Since the 1900s, some 75% of crop diversity has been lost from farmers’ fields. Implementing the Convention on Biological Diversity can contribute to maintaining the genetic diversity of seeds, cultivated plants, farmed and domesticated animals and their related wild species, for example through supporting soundly managed and diversified seed and plant banks at national, regional and international levels. The Nagoya Protocol on Access and Benefit Sharing can also contribute to maintaining genetic diversity for agriculture by ensuring access to and fair and equitable sharing of benefits arising from the utilization of genetic resources and associated traditional knowledge.

Messages

  • Progress in reducing food insecurity and malnutrition has been uneven. Persistently high levels of hunger and malnutrition (nearly 870 million people suffered from chronic undernourishment in 2010-2012) still exist, particularly in the rural areas of developing countries.
  • To reorient food consumption towards diets that are less-resource intensive and more nutritious will be crucial for food sustainability.

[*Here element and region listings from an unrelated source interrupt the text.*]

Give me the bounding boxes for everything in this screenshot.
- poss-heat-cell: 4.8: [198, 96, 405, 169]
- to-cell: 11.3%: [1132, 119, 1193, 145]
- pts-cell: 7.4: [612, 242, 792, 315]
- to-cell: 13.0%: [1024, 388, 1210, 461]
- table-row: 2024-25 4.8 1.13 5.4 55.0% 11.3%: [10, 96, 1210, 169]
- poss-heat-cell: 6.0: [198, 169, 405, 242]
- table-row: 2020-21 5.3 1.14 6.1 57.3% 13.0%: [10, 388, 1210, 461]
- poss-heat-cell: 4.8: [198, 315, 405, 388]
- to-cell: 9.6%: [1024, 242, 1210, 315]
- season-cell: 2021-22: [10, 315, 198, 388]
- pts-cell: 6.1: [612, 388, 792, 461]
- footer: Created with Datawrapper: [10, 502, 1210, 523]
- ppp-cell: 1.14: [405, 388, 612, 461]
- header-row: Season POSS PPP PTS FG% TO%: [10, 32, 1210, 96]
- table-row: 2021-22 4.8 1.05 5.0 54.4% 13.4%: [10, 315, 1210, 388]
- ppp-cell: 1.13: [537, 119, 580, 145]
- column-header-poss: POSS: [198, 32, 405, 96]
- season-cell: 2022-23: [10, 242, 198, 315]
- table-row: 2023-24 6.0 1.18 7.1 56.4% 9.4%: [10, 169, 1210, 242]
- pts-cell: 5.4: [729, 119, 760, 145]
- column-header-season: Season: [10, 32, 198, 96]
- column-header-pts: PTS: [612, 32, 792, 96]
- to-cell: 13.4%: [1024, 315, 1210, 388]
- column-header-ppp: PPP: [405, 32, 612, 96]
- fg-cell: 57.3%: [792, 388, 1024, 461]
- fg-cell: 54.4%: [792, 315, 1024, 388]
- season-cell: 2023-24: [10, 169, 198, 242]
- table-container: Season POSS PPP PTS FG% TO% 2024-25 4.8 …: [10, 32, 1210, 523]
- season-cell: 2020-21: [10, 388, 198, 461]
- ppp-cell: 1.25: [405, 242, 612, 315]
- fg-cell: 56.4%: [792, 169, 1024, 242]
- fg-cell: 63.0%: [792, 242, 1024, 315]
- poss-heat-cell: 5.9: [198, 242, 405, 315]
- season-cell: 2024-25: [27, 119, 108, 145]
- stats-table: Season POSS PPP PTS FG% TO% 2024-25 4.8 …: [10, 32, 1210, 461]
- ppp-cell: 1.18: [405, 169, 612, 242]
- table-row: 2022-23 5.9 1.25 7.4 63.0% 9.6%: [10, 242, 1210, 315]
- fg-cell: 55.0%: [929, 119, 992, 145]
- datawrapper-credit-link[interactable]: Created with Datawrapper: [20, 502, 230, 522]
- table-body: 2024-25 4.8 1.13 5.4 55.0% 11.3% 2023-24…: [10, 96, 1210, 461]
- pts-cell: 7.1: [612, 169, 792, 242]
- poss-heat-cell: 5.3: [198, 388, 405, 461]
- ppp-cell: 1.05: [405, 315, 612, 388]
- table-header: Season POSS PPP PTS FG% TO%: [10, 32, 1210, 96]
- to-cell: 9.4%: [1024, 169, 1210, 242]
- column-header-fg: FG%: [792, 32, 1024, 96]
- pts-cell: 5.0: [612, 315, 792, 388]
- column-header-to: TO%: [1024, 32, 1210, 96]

  • To meet the demand for food, feed, fuel and fibre, agricultural systems need to become more productive and less wasteful. They must be more efficient and more sustainable in terms of their use, and effects on, the natural resource base and ecosystems.
  • Sustainable agricultural systems are likely to be associated with more targeted use of external inputs, a more integrated approach to managing natural resources and biodiversity, and more analysis at the landscape/ecosystem level together with better management of ecosystem services.
  • Agricultural ecosystems also have to provide other important ecosystem services such as water provision, pollination, flood and disease control and maintenance of soil fertility.
  • 500 million small farms worldwide provide up to 80% of the food consumed in a large part of the developing world. Investing in smallholder women and men is an important way to increase food security and nutrition for the poorest, as well as food production for local and global markets.
  • Agriculture is the largest source of income and jobs for poor, rural households. In developing countries, agriculture accounts for 29% of GDP and 65% of jobs.
  • Biodiversity has proven economic value for agricultural systems. For instance, bees and other insects that pollinate crops are estimated to be worth more than US$ 200 billion per year to the global food economy.
  • It is crucial to secure access rights over natural resources and biodiversity as well as to enhance and harness ecosystem services for food security based on sustainable agriculture.
  • Traditional knowledge can make a significant contribution to sustainable food production as most indigenous peoples and local communities are situated in areas where the vast majority of the world's genetic resources are found, and many have cultivated and used biodiversity in a sustainable way for thousands of years.